Berliner KV-Vorstand droht Ärger mit Ärztekammer

Die Affäre um die Übergangsgelder hat für die drei Vorstände der KV Berlin womöglich berufsrechtliche Konsequenzen. Die Ärztekammer hat eine Prüfung angekündigt.

BERLIN. Den drei Vorständen der Kassenärztlichen Vereinigung (KV) Berlin drohen nach der strafrechtlichen Aufklärung der Vorgänge um die Auszahlung von insgesamt 548.000 Euro Übergangsgeld im Jahr 2011 auch berufsrechtliche Konsequenzen.

Die Ärztekammer Berlin wird das Verhalten der Vorstände berufsrechtlich überprüfen, wenn das Strafverfahren abgeschlossen ist. Das teilte Kammerpräsident Dr. Günther Jonitz der "Ärzte Zeitung" mit. "Sobald das Verfahren durch ist, werden wir berufsrechtlich prüfen", sagte Jonitz.

Dr. Angelika Prehn, Dr. Uwe Kraffel und Burkhard Bratzke sind wegen Untreue und Betrug in besonders schwerem Fall im Zusammenhang mit der Auszahlung von je 183.000 Euro Übergangsgeld bei Antritt ihrer zweiten Amtszeit angeklagt. Auf die mehrheitliche Rücktrittsforderung der Berliner KV-Vertreterversammlung haben sie bislang nicht reagiert.

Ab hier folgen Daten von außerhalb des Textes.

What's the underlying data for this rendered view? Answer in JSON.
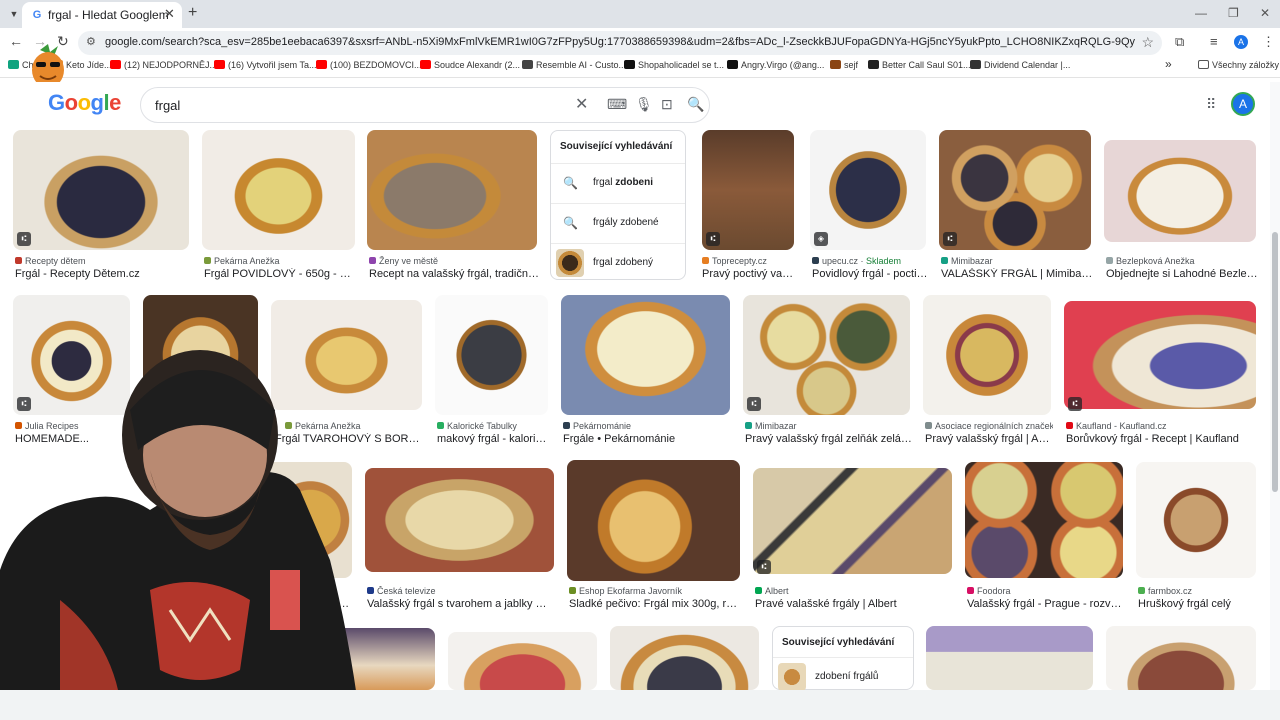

Entzug der Approbation gefordert

Auch Politiker haben diese Forderung unterstützt. Der gesundheitspolitische Sprecher der Links-Fraktion, der Arzt Dr. Wolfgang Albers, hatte zudem ein berufsrechtliches Verfahren zum Entzug der Approbation gefordert.

Solch ein Verfahren ist nach Jonitzs Angaben aber erst nach Abschluss eines strafrechtlichen Verfahrens üblich, um die Frage eines berufsrechtlichen Überhangs zu klären.

"Selbstverständlich wird die Ärztekammer aktiv. Doch solange vor Gericht noch die Ebene der Anklage herrscht, gilt auch für den KV-Vorstand die Unschuldsvermutung", sagte Jonitz.

Ein Termin für die Hauptverhandlung im Strafverfahren steht bislang noch nicht fest.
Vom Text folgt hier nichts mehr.